Previous research reported that CMV-specific CD8+ T cells were only reliably detected 100 days after transplant, after the transplanted T cells had time to mature in the thymus. Drs. Suzanne McGoldrick, Colleen Delaney, Stan Riddell and colleagues in the Clinical Research Division used a more sensitive assay to assess the reconstitution of T cell immunity to CMV infection after UCBT. Using this method, the researchers were able to detect low frequency T cell responses, and characterize the stability of responses over time in patients.
T cells were isolated from 15 CMV seropositive and four seronegative transplant patients at various days post transplant and incubated with patient-matched CMV-infected fibroblasts. Infected cells display viral antigens on their surface through major histocompatibility (MHC) receptors, which are recognized by T cell receptors. CMV can evade host detection by downregulating the expression of MHC receptors. For each UCBT patient, fibroblast cell lines were generated and infected with the RV798 strain of CMV, which lacks the genes that down-regulate the MHC receptor. CD8+ T cells that recognize CMV antigens proliferate, and express and secrete IFNγ to kill infected cells. Activated CMV-specific CD8+ T cells were detected by intracellular staining of IFNγ (see figure).
CMV-specific CD8+ T cells were detected in 11 of 15 of the CMV seropositive patients between days 42 and 56, and in two more patients by day 80. While CMV-specific T cells were primed early, absolute numbers of T cells were low in patients and failed to control infection; 13 of the 15 CMV seropositive patients had virus reactivation and needed antiviral therapy. These early T cells were capable of recognizing multiple CMV antigens, so the failure to control infection was probably not due to limited antigen detection.
The researchers then began to address why the CMV-specific CD8+ T cell population size remained low during the first several months after UCBT. Patient derived T cells proliferated and remained viable in vitro when exposed to CMV infected cells, suggesting that the cells were not inherently defective in cell growth or survival. Using another sensitive assay, the researchers found that CMV-specific CD4+ T cells were also present early, but the population was also small in patients. CD4+ T cells regulate the function of CD8+ T cells, and can contribute to low CD8+ T cell numbers in patients. Alternatively, the use of immunosuppressive drugs or other environmental factors in patients could block T cell expansion. Preliminary studies showed fewer CMV-specific CD8+ T cells were recovered from fibroblast co-culture in the presence of immunosuppressive drugs. Further supporting this mechanism, viral control coincided with increased T cell numbers and immunosuppressive drug reduction in patients.

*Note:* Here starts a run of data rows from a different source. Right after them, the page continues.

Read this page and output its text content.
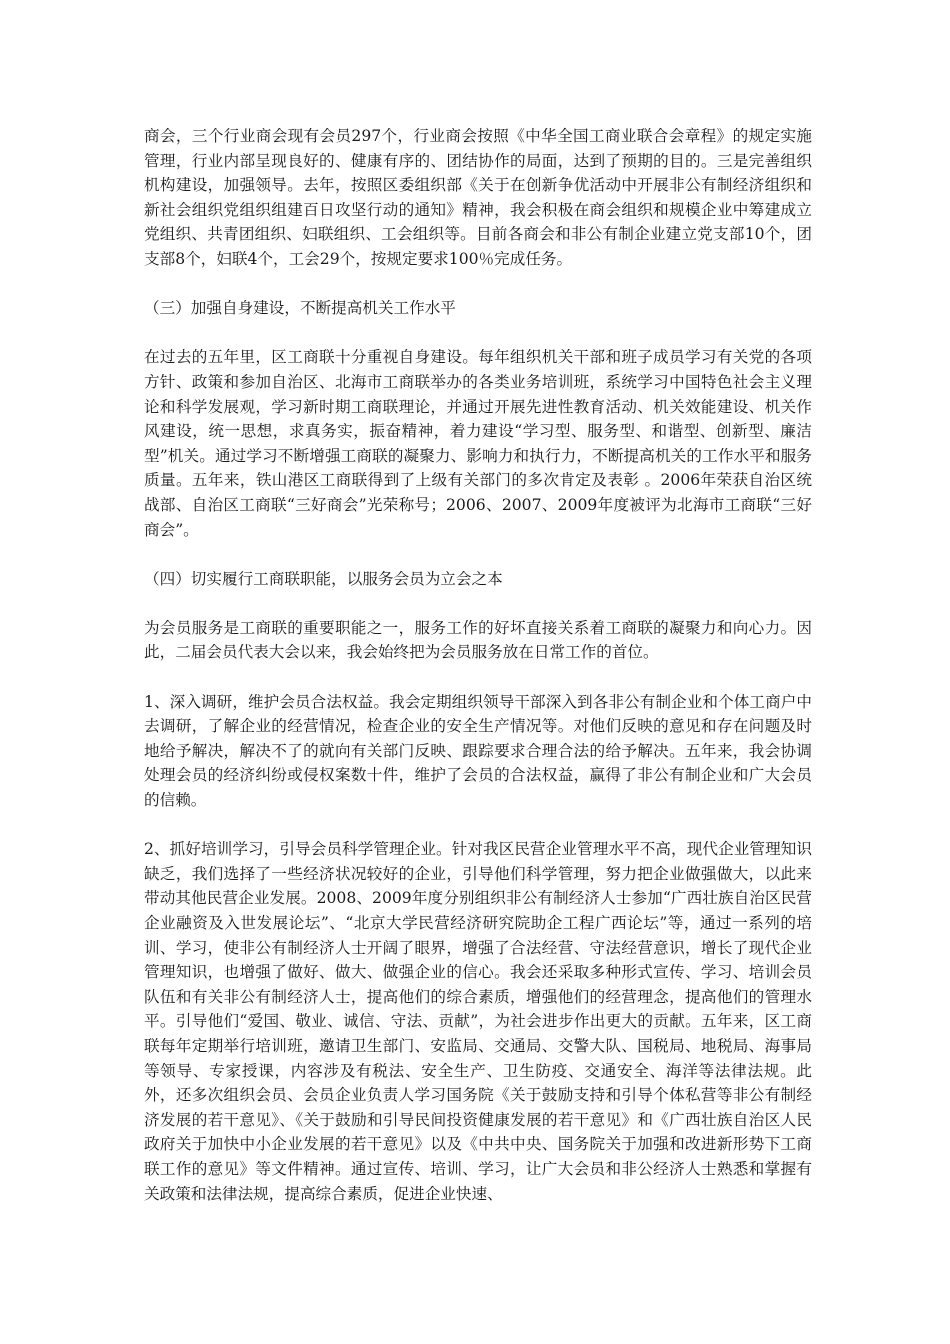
商会，三个行业商会现有会员297个，行业商会按照《中华全国工商业联合会章程》的规定实施管理，行业内部呈现良好的、健康有序的、团结协作的局面，达到了预期的目的。三是完善组织机构建设，加强领导。去年，按照区委组织部《关于在创新争优活动中开展非公有制经济组织和新社会组织党组织组建百日攻坚行动的通知》精神，我会积极在商会组织和规模企业中筹建成立党组织、共青团组织、妇联组织、工会组织等。目前各商会和非公有制企业建立党支部10个，团支部8个，妇联4个，工会29个，按规定要求100％完成任务。

（三）加强自身建设，不断提高机关工作水平

在过去的五年里，区工商联十分重视自身建设。每年组织机关干部和班子成员学习有关党的各项方针、政策和参加自治区、北海市工商联举办的各类业务培训班，系统学习中国特色社会主义理论和科学发展观，学习新时期工商联理论，并通过开展先进性教育活动、机关效能建设、机关作风建设，统一思想，求真务实，振奋精神，着力建设“学习型、服务型、和谐型、创新型、廉洁型”机关。通过学习不断增强工商联的凝聚力、影响力和执行力，不断提高机关的工作水平和服务质量。五年来，铁山港区工商联得到了上级有关部门的多次肯定及表彰 。2006年荣获自治区统战部、自治区工商联“三好商会”光荣称号；2006、2007、2009年度被评为北海市工商联“三好商会”。

（四）切实履行工商联职能，以服务会员为立会之本

为会员服务是工商联的重要职能之一，服务工作的好坏直接关系着工商联的凝聚力和向心力。因此，二届会员代表大会以来，我会始终把为会员服务放在日常工作的首位。

1、深入调研，维护会员合法权益。我会定期组织领导干部深入到各非公有制企业和个体工商户中去调研，了解企业的经营情况，检查企业的安全生产情况等。对他们反映的意见和存在问题及时地给予解决，解决不了的就向有关部门反映、跟踪要求合理合法的给予解决。五年来，我会协调处理会员的经济纠纷或侵权案数十件，维护了会员的合法权益，赢得了非公有制企业和广大会员的信赖。

2、抓好培训学习，引导会员科学管理企业。针对我区民营企业管理水平不高，现代企业管理知识缺乏，我们选择了一些经济状况较好的企业，引导他们科学管理，努力把企业做强做大，以此来带动其他民营企业发展。2008、2009年度分别组织非公有制经济人士参加“广西壮族自治区民营企业融资及入世发展论坛”、“北京大学民营经济研究院助企工程广西论坛”等，通过一系列的培训、学习，使非公有制经济人士开阔了眼界，增强了合法经营、守法经营意识，增长了现代企业管理知识，也增强了做好、做大、做强企业的信心。我会还采取多种形式宣传、学习、培训会员队伍和有关非公有制经济人士，提高他们的综合素质，增强他们的经营理念，提高他们的管理水平。引导他们“爱国、敬业、诚信、守法、贡献”，为社会进步作出更大的贡献。五年来，区工商联每年定期举行培训班，邀请卫生部门、安监局、交通局、交警大队、国税局、地税局、海事局等领导、专家授课，内容涉及有税法、安全生产、卫生防疫、交通安全、海洋等法律法规。此外，还多次组织会员、会员企业负责人学习国务院《关于鼓励支持和引导个体私营等非公有制经济发展的若干意见》、《关于鼓励和引导民间投资健康发展的若干意见》和《广西壮族自治区人民政府关于加快中小企业发展的若干意见》以及《中共中央、国务院关于加强和改进新形势下工商联工作的意见》等文件精神。通过宣传、培训、学习，让广大会员和非公经济人士熟悉和掌握有关政策和法律法规，提高综合素质，促进企业快速、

According to Dr. McGoldrick, "Our research demonstrates that T cells developing after cord blood transplant are capable of recognizing cytomegalovirus, but are unable to accumulate to sufficient numbers to control the virus. This finding suggests that immunotherapy with virus-specific T cells expanded from the patients blood could be used to treat this complication." This could decrease the need for long-term antiviral drugs in transplant patients.
McGoldrick SM, Bleakley ME, Guerrero A, Turtle CJ, Yamamoto TN, Pereira SE, Delaney CS, Riddell SR. 2013. Cytomegalovirus-specific T cells are primed early after cord blood transplant but fail to control virus in vivo. Blood. Epub ahead of print, doi: 10.1182/blood-2012-09-453720.